Mais j’ai aussi le sentiment que, par définition, « auteur » est un type spécifique d’écrivain, qui s’exprime sous forme de livre par opposition à d’autres types spécifiques d’écrivains comme les dramaturges, les scénaristes, les rédacteurs, etc.?

Cela pourrait nous amener, enfin, à une distinction que je peux approuver personnellement. Si j’ai écrit un livre, je peux être décrit comme l’auteur de ce livre. Si j’ai écrit une pièce, appelez-moi dramaturge. Quand j’écris de la poésie, je suis poète.

Et oui, j’ignore intentionnellement le mot « romancier. »

Je suppose que vous pourriez faire une distinction supplémentaire selon laquelle un romancier est quelqu’un qui écrit des romans, mais nous commençons alors à entrer dans ce qui me semble être une série complexe de différences spécifiques: romancier, mémorialiste, biographe. . . Quelle est l’importance de ces distinctions ?
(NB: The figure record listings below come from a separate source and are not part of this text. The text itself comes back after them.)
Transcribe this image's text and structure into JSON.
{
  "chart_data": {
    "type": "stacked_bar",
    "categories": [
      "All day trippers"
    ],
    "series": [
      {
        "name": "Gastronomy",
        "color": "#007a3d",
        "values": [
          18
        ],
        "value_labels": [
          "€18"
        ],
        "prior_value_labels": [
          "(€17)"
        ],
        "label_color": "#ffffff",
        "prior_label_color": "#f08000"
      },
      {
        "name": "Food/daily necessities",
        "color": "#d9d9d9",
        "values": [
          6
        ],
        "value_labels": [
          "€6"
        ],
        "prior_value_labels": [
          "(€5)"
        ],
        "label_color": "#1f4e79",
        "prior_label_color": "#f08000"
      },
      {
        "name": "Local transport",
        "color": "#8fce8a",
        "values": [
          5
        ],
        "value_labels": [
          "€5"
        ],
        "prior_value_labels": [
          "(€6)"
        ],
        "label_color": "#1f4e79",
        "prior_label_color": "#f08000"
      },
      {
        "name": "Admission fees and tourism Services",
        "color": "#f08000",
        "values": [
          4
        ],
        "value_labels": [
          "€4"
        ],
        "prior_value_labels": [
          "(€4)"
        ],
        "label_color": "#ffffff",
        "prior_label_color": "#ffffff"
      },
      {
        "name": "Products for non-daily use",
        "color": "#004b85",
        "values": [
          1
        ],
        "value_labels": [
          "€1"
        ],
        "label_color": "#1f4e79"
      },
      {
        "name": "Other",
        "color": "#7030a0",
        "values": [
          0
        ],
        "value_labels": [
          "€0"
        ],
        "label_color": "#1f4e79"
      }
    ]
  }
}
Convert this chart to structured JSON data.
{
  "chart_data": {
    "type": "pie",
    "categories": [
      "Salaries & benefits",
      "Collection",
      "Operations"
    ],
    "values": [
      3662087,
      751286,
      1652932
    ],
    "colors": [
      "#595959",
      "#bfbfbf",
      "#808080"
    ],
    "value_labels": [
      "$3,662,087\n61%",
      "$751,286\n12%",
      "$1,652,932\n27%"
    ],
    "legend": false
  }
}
En fin de compte, j’ai tendance à être d’accord avec l’auteur Nicole Evelina, de son article de blog « Auteur contre écrivain »:

Vraiment, cela se résume à la sémantique. Souvent, j’utilise les mots « écrivain » et « auteur » de manière interchangeable, car en réalité, ils signifient la même chose — quelqu’un qui écrit. Si vous me demandiez lequel je préfère, je dirais « auteur », seulement parce que pour moi, c’est plus évocateur de la nature littéraire de ce que je fais. Vous pouvez « écrire » n’importe quoi (et j’écris toute la journée pour mon travail quotidien, donc je sais): newsletters, articles, copie d’annonce, texte de boîte de céréales, manuels d’instructions. Mais le mot « auteur » me semble plus réservé à ceux qui écrivent des œuvres littéraires: livres, poèmes, pièces de théâtre, etc. C’est pour ça que j’aime ça. Ça parle à qui je suis. Je l’utilise depuis que mon écriture est devenue plus qu’un passe-temps occasionnel et je prévois de l’utiliser bien dans mes jours futurs en tant que best-seller.

Appelez-vous comme vous voulez, alors, n’est-ce pas? Ne succombez pas à la tentation d’utiliser « auteur » ou « écrivain » comme péjoratif. Je défendrai l’un ou l’autre ou les deux.